GPR is the most data-intensive of the three geophysical techniques considered here. Each scan of the radar can produce thousands of samples, and each transect can contain thousands of scans. Radar data can often be viewed as profiles in real time as they are being collected. Multiple profiles can be later combined into datasets that can be “sliced” horizontally to produce radar maps representing different depths of a site. These maps can be further processed to bring out the anomalies of interest and aid in interpretation.
Because of its relative high expense, complexity, and unsuitability at many sites in North America, GPR is probably the least applied of the three techniques described here. When conditions are appropriate, however, GPR has the potential to provide a richness of detail unsurpassed by other techniques (Bevan 1998).
Bevan, Bruce W.
1998 Geophysical Exploration for Archaeology: An Introduction to Geophysical Exploration.
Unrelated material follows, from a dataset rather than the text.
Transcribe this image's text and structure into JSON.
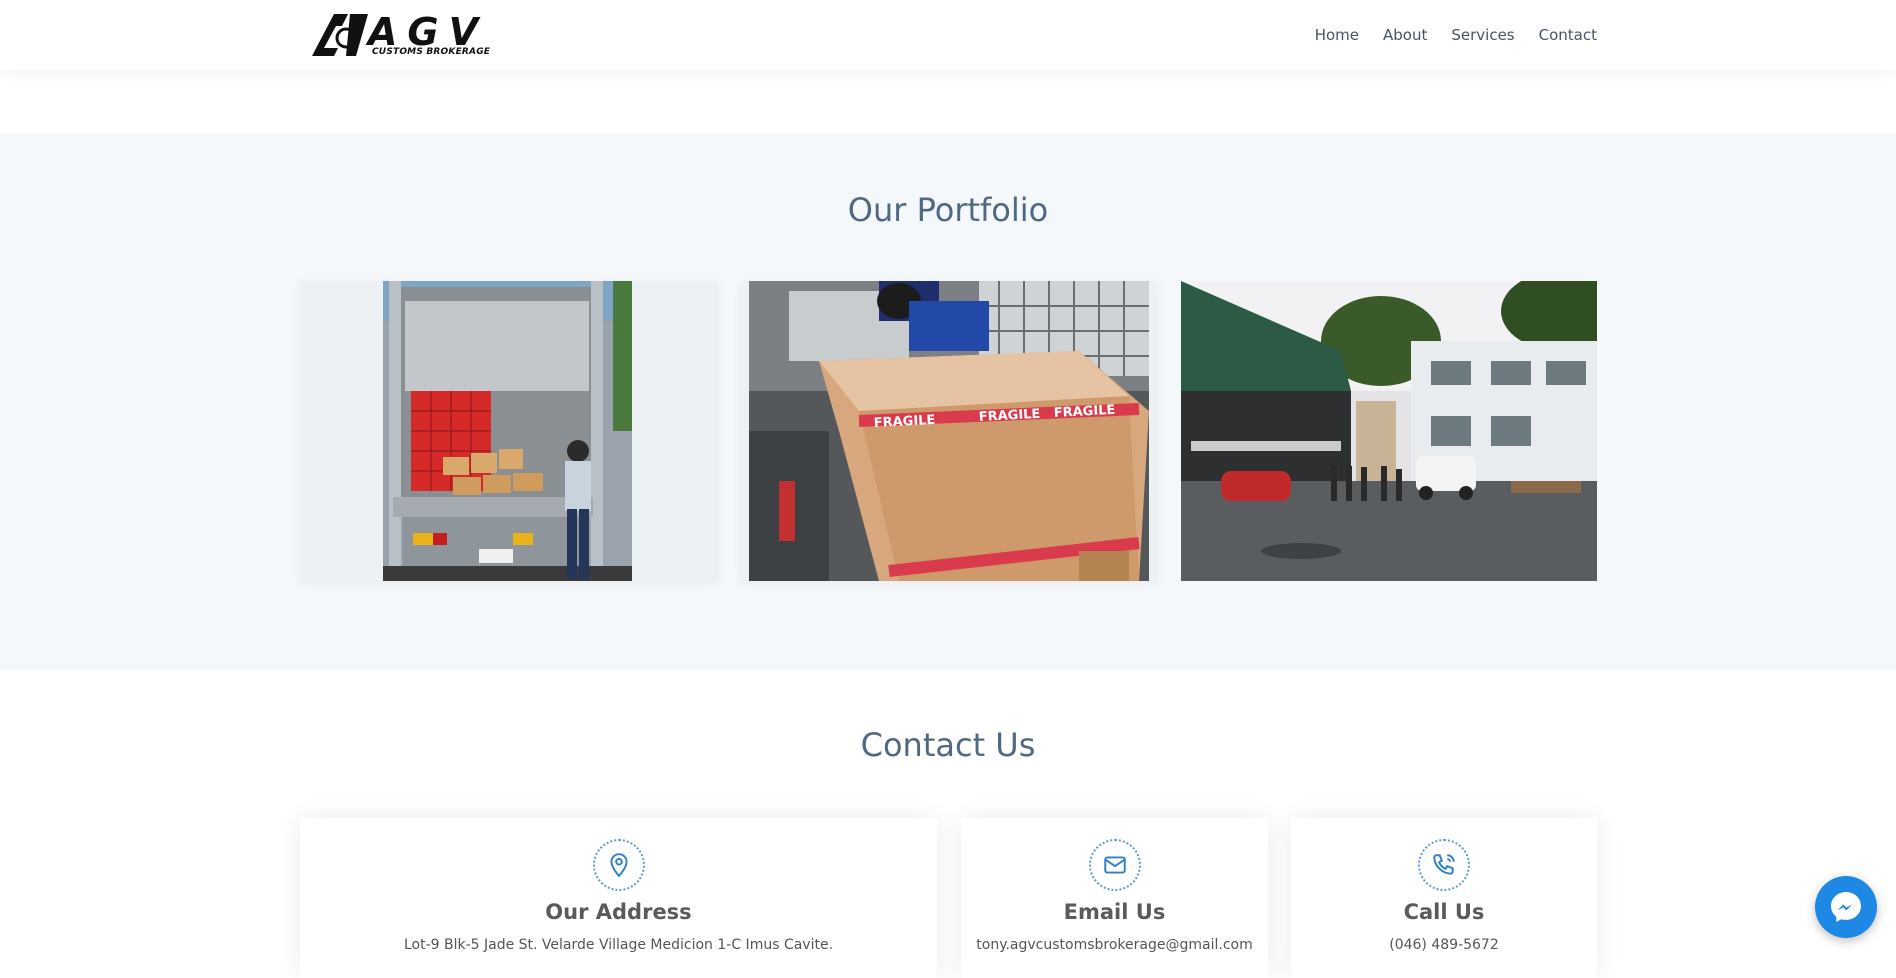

Midwest Archaeological Center, Special Report No. 1. United States Department of the Interioir Natioanl Park Service Midwest Archaeological Center, Lincoln Nebraska.
Conyers, Lawrence B.
2004 Ground-Penetrating Radar for Archaeology. AltaMira, Walnut Creek, California.
2006 Ground-Penetrating Radar. In Remote Sensing in Archaeology, edited by Jay K. Johnson, pp. 131-159. University of Alabama Press, Tuscaloosa.